At the same time, it is fraught with the potential for lost privacy. Millions of healthcare professionals would require access to such a system for it to function well. But some patients may not want their records available in this manner. They may object to their podiatrist knowing that they suffer from a mental illness or their dentist learning what method of contraception they use. The potential for abuse also remains glaring: How will the system know if a pharmacist from Wyoming accesses the medical records of his soon-to-be son-in-law in Florida in order to discover whether his daughter will be marrying a man with a history of drug addiction? And if he does breach the system in this way, how should we punish him? Firing the victims future father-in-law may actually exacerbate the injured mans misfortune and will certainly not put the genie back in the bottle. And then, of course, there is the possibility that hackers will break into the system and post the medical records of everyone on the internet. Certainly, these pitfalls require a careful balancing between privacy rights and access to top-notch care.
As a practicing psychiatrist and bioethicist, I explore these exciting and often daunting ethical dilemmas every day. Over the course of nearly two decades teaching at Brown University, Columbia University, New York University, and the Icahn School of Medicine at Mount Sinai, I have written a trove of these difficult conundrums to stimulate discussion among medical students and residents. Some are drawn from the headlines, others loosely modeled on cases reported in professional journals. A few, painstakingly disguised, come from my own clinical encounters. Whether you are planning a career in healthcare or you are a layperson intrigued by the ethical issues you often witness all too briefly on popular television shows, the dilemmas that follow are designed to let you investigate your own values, engage with difficult real-world issues, and argue (in good cheer) with friends and family across the dinner table.
The commentary provided after each conundrum is not intended to sway your opinions. Rather, these are reflections that offer some of the real ways in which established bioethicists, clinicians, and policy makers have tackled similar moral quandaries. Some of these quandaries may arise in your own life, and there is value in having thought about the issues in advance. The hope is that you will examine these questions from multiple vantage points, whatever your ultimate feelings, and will recognize that intelligent people of goodwill may arrive at different conclusions.

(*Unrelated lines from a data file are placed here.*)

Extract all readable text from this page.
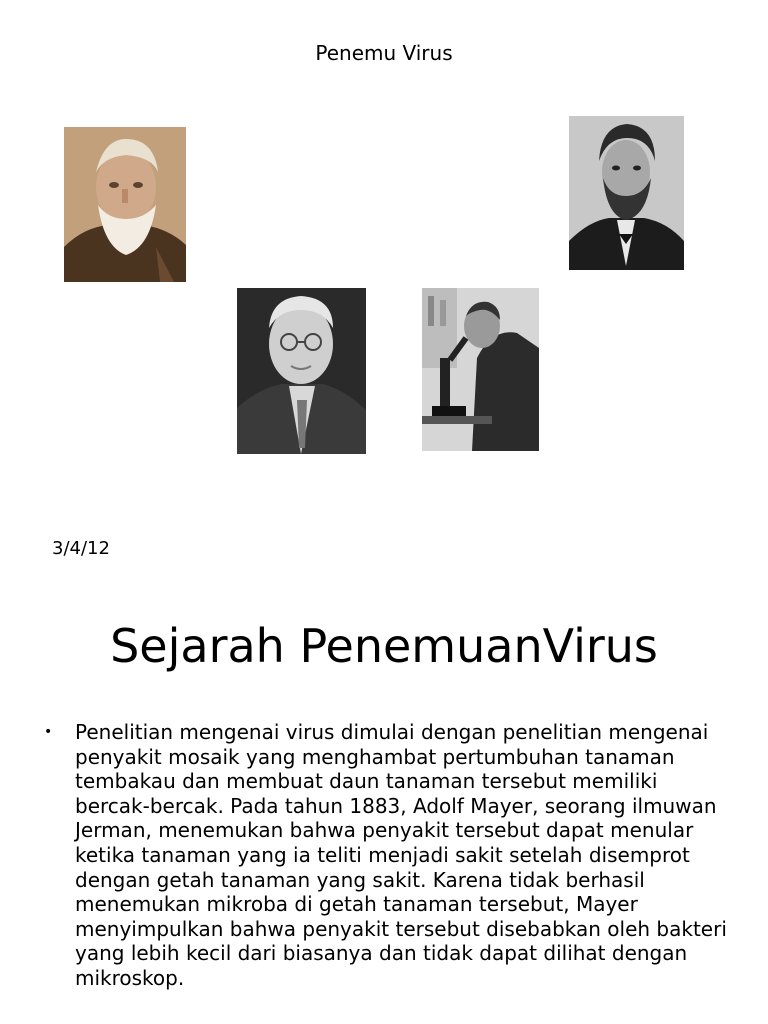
Penemu Virus
3/4/12
Sejarah PenemuanVirus
• Penelitian mengenai virus dimulai dengan penelitian mengenai penyakit mosaik yang menghambat pertumbuhan tanaman tembakau dan membuat daun tanaman tersebut memiliki bercak-bercak. Pada tahun 1883, Adolf Mayer, seorang ilmuwan Jerman, menemukan bahwa penyakit tersebut dapat menular ketika tanaman yang ia teliti menjadi sakit setelah disemprot dengan getah tanaman yang sakit. Karena tidak berhasil menemukan mikroba di getah tanaman tersebut, Mayer menyimpulkan bahwa penyakit tersebut disebabkan oleh bakteri yang lebih kecil dari biasanya dan tidak dapat dilihat dengan mikroskop.
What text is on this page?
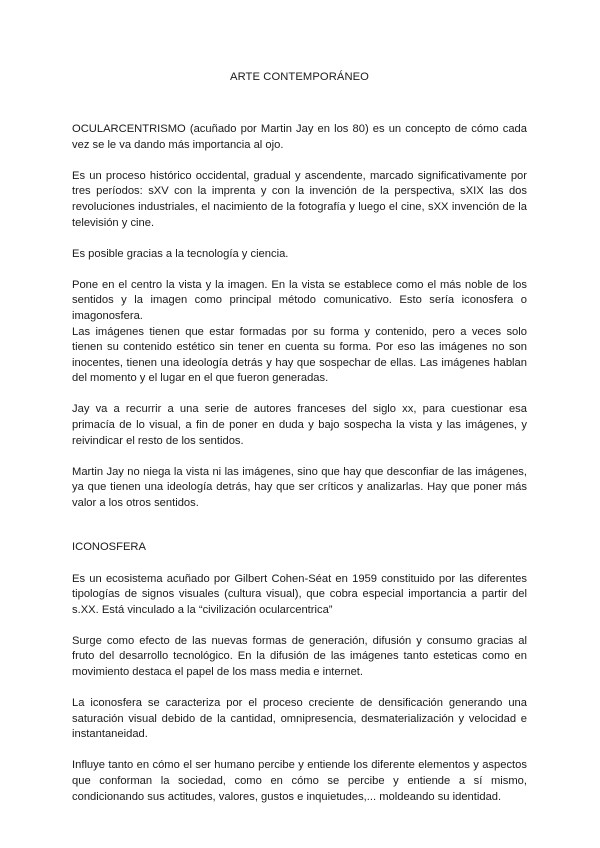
ARTE CONTEMPORÁNEO

OCULARCENTRISMO (acuñado por Martin Jay en los 80) es un concepto de cómo cada vez se le va dando más importancia al ojo.

Es un proceso histórico occidental, gradual y ascendente, marcado significativamente por tres períodos: sXV con la imprenta y con la invención de la perspectiva, sXIX las dos revoluciones industriales, el nacimiento de la fotografía y luego el cine, sXX invención de la televisión y cine.

Es posible gracias a la tecnología y ciencia.

Pone en el centro la vista y la imagen. En la vista se establece como el más noble de los sentidos y la imagen como principal método comunicativo. Esto sería iconosfera o imagonosfera.

Las imágenes tienen que estar formadas por su forma y contenido, pero a veces solo tienen su contenido estético sin tener en cuenta su forma. Por eso las imágenes no son inocentes, tienen una ideología detrás y hay que sospechar de ellas. Las imágenes hablan del momento y el lugar en el que fueron generadas.

Jay va a recurrir a una serie de autores franceses del siglo xx, para cuestionar esa primacía de lo visual, a fin de poner en duda y bajo sospecha la vista y las imágenes, y reivindicar el resto de los sentidos.

Martin Jay no niega la vista ni las imágenes, sino que hay que desconfiar de las imágenes, ya que tienen una ideología detrás, hay que ser críticos y analizarlas. Hay que poner más valor a los otros sentidos.

ICONOSFERA

Es un ecosistema acuñado por Gilbert Cohen-Séat en 1959 constituido por las diferentes tipologías de signos visuales (cultura visual), que cobra especial importancia a partir del s.XX. Está vinculado a la “civilización ocularcentrica”

Surge como efecto de las nuevas formas de generación, difusión y consumo gracias al fruto del desarrollo tecnológico. En la difusión de las imágenes tanto esteticas como en movimiento destaca el papel de los mass media e internet.

La iconosfera se caracteriza por el proceso creciente de densificación generando una saturación visual debido de la cantidad, omnipresencia, desmaterialización y velocidad e instantaneidad.

Influye tanto en cómo el ser humano percibe y entiende los diferente elementos y aspectos que conforman la sociedad, como en cómo se percibe y entiende a sí mismo, condicionando sus actitudes, valores, gustos e inquietudes,... moldeando su identidad.
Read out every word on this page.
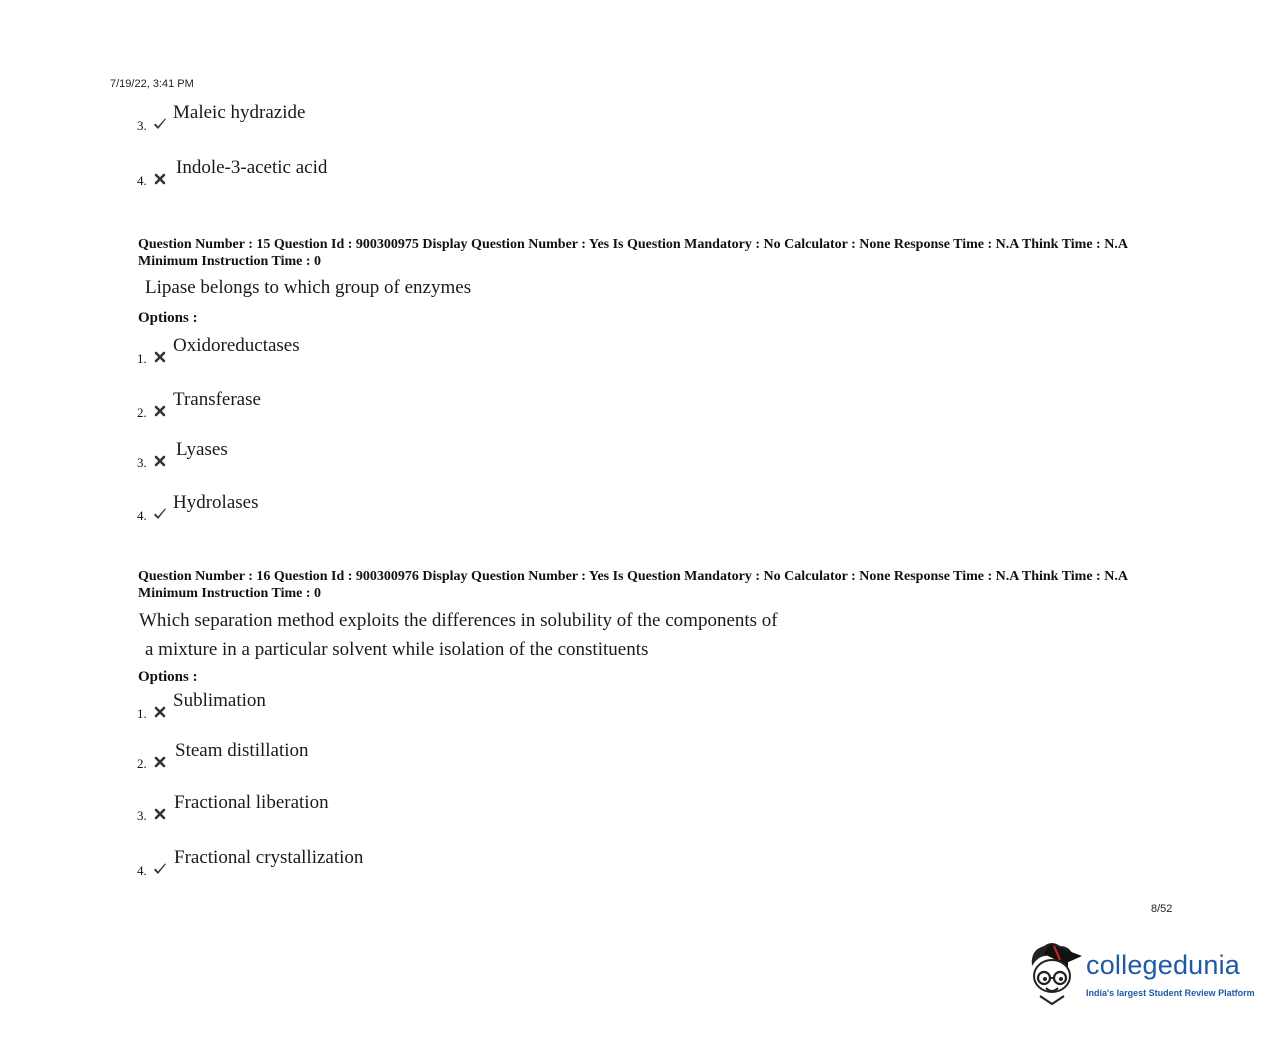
7/19/22, 3:41 PM
3.
Maleic hydrazide
4.
Indole-3-acetic acid
Question Number : 15 Question Id : 900300975 Display Question Number : Yes Is Question Mandatory : No Calculator : None Response Time : N.A Think Time : N.A Minimum Instruction Time : 0
Lipase belongs to which group of enzymes
Options :
1.
Oxidoreductases
2.
Transferase
3.
Lyases
4.
Hydrolases
Question Number : 16 Question Id : 900300976 Display Question Number : Yes Is Question Mandatory : No Calculator : None Response Time : N.A Think Time : N.A Minimum Instruction Time : 0
Which separation method exploits the differences in solubility of the components of
a mixture in a particular solvent while isolation of the constituents
Options :
1.
Sublimation
2.
Steam distillation
3.
Fractional liberation
4.
Fractional crystallization
8/52
collegedunia
India's largest Student Review Platform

In the hospital or in the legislature, addressing these highly fraught subjects can prove emotionally grueling. Fortunately, discussing them hypothetically, in your own living room, should be precisely the opposite: invigorating and inspiring. Above all, the goal of this volume is to convey the intellectual pleasure of engaging with complex ethical questionsto let you do what professional bioethicists do every day. So I do hope you enjoy!